Ottawa is a beautiful city, easy to live in, to access parks and a green environment with its broad greenbelt. Driving along the Eastern Parkway alongside the broad Ottawa River to arrive at downtown Ottawa reminds us of the peaceful and tranquil drive around Washington, D.C. although we are far more comfortably familiar with our own. Washington has the distinction of being a site of many national monuments and public museums and art galleries.

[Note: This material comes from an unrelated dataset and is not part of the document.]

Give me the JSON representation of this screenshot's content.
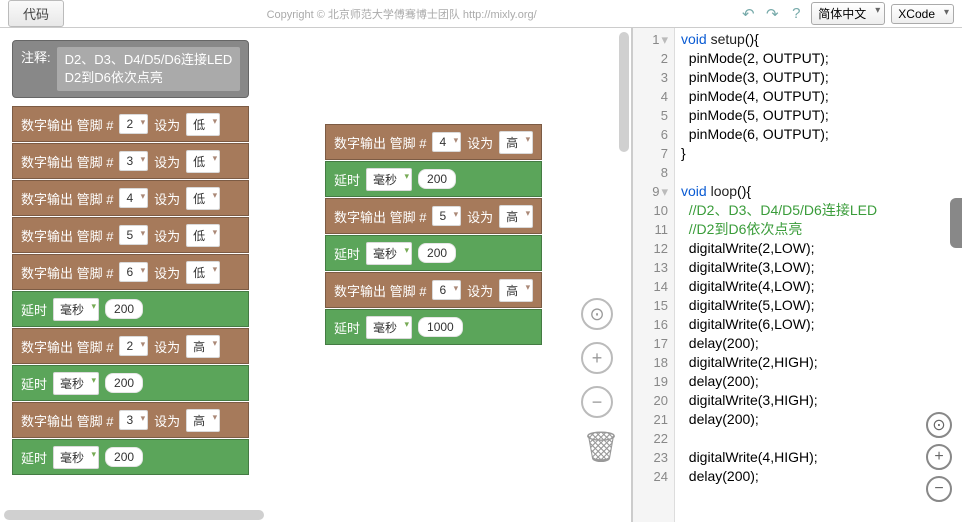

Ottawa doesn't do too poorly in that department, as a much smaller nation with one-tenth the population of the United States.
Along Wellington Street, before the national monuments that are the Parliament Buildings and other government institutions, monuments honouring our war dead, the National Mint, National Gallery, and architectural focuses like the Chateau Laurier and the old Ottawa Railway Station, now a Conference Centre alongside newer ones with window curtain walls leaning over the Rideau Canal, there is much to look at and admire, including the Library and Archives and Supreme Court buildings, the new War Museum.
But at this time of year it is the presence of mature trees that overwhelm the senses, travelling from the Eastern to the Western Parkway, glimpsing the gushing waters of the Rideau Falls and the sites of old rapids reminding us of etchings contained in Picturesque Canada, where the river is dotted with Canada Geese resting on their flight south, and trees have turned orange, red and yellow, that enthrall the senses.